By next year, Beijing Capital International Airport will rank as the world's busiest passenger airport, ending the 13-year reign of Hartsfield-Jackson Atlanta International Airport, according to a report from the Global Business Travel Association.
"In 2012, Atlanta serviced 92 million passengers and Beijing 82 million. The relative growth in the two markets suggests that Beijing International will surpass Atlanta by 2014,"Joe Bates, the association's vice president of research, told China Daily in an interview.
In a release Thursday, the Virginia-based travel association said China is "growing its business travel market faster than any other nation, and continues to close the gap on the US as the largest business travel economy in the world."
Beijing's displacing Atlanta as the world's busiest airport marks the latest changing of the guard in the global marketplace.
With total spending on Chinese-originated business travel expected to grow a weaker than expected 14.3 percent this year and 17.2 percent next year – more than double the US rate – China is expected to overtake the US as the world's dominant business-travel market by 2016.
It overtook the US as the world's largest automotive market in 2009 and is poised to replace the US as the world's largest economy by the end of this decade.
Hartsfield-Jackson Atlanta International has been the world's busiest airport in terms of passenger volume since 2000.

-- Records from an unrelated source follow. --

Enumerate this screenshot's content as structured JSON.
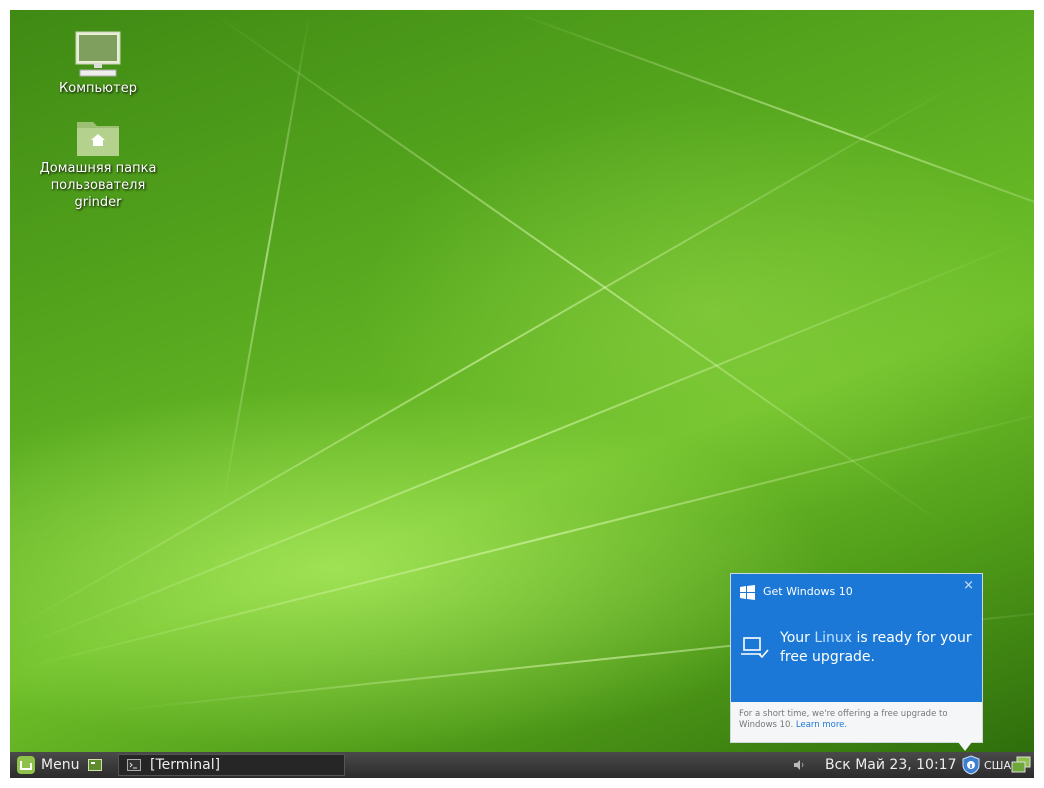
{
  "desktop": {
    "icons": [
      {
        "label": "Компьютер"
      },
      {
        "label": "Домашняя папка пользователя grinder"
      }
    ]
  },
  "popup": {
    "title": "Get Windows 10",
    "close": "×",
    "headline_pre": "Your ",
    "headline_linux": "Linux",
    "headline_post": " is ready for your free upgrade.",
    "body": "For a short time, we're offering a free upgrade to Windows 10.",
    "link": "Learn more."
  },
  "taskbar": {
    "menu_label": "Menu",
    "window_label": "[Terminal]",
    "clock": "Вск Май 23, 10:17",
    "keyboard_layout": "США"
  },
  "colors": {
    "popup_blue": "#1b78d6",
    "taskbar": "#333333"
  }
}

The primary hub of Delta Air Lines, last year it had a 3.4 percent increase in number of passengers over 2011, according to Airports Council International, the worldwide association of airports. Beijing Capital International Airport, Asia's busiest airport since 2009, came in second with a 4.1 percent increase, according to the traffic report.
Bates said Beijing's rise into the world's busiest airport tells "a story of growth".
"Both business and leisure travel – outbound and inbound – are outpacing the developed world,"the travel association researcher said. "It's a sign that China's business-travel market continues to move ahead but will be challenged by infrastructure constraints".
The travel association, which predicts business-travel trends by tracking spending and other metrics, cut its 2013 outlook for total China business travel, citing the "protracted slowdown"in China's key trading markets in North America and Europe". China's economy also is slowing amid the nation's embrace of a consumption-driven rather than export- and investment-driven economy.
Even so, the travel association expects the Chinese economy to remain "a robust engine for economic growth at home and abroad", even though its growth sources are experiencing "dramatic change". And "that means the outlook for business travel remains positive,"the association said.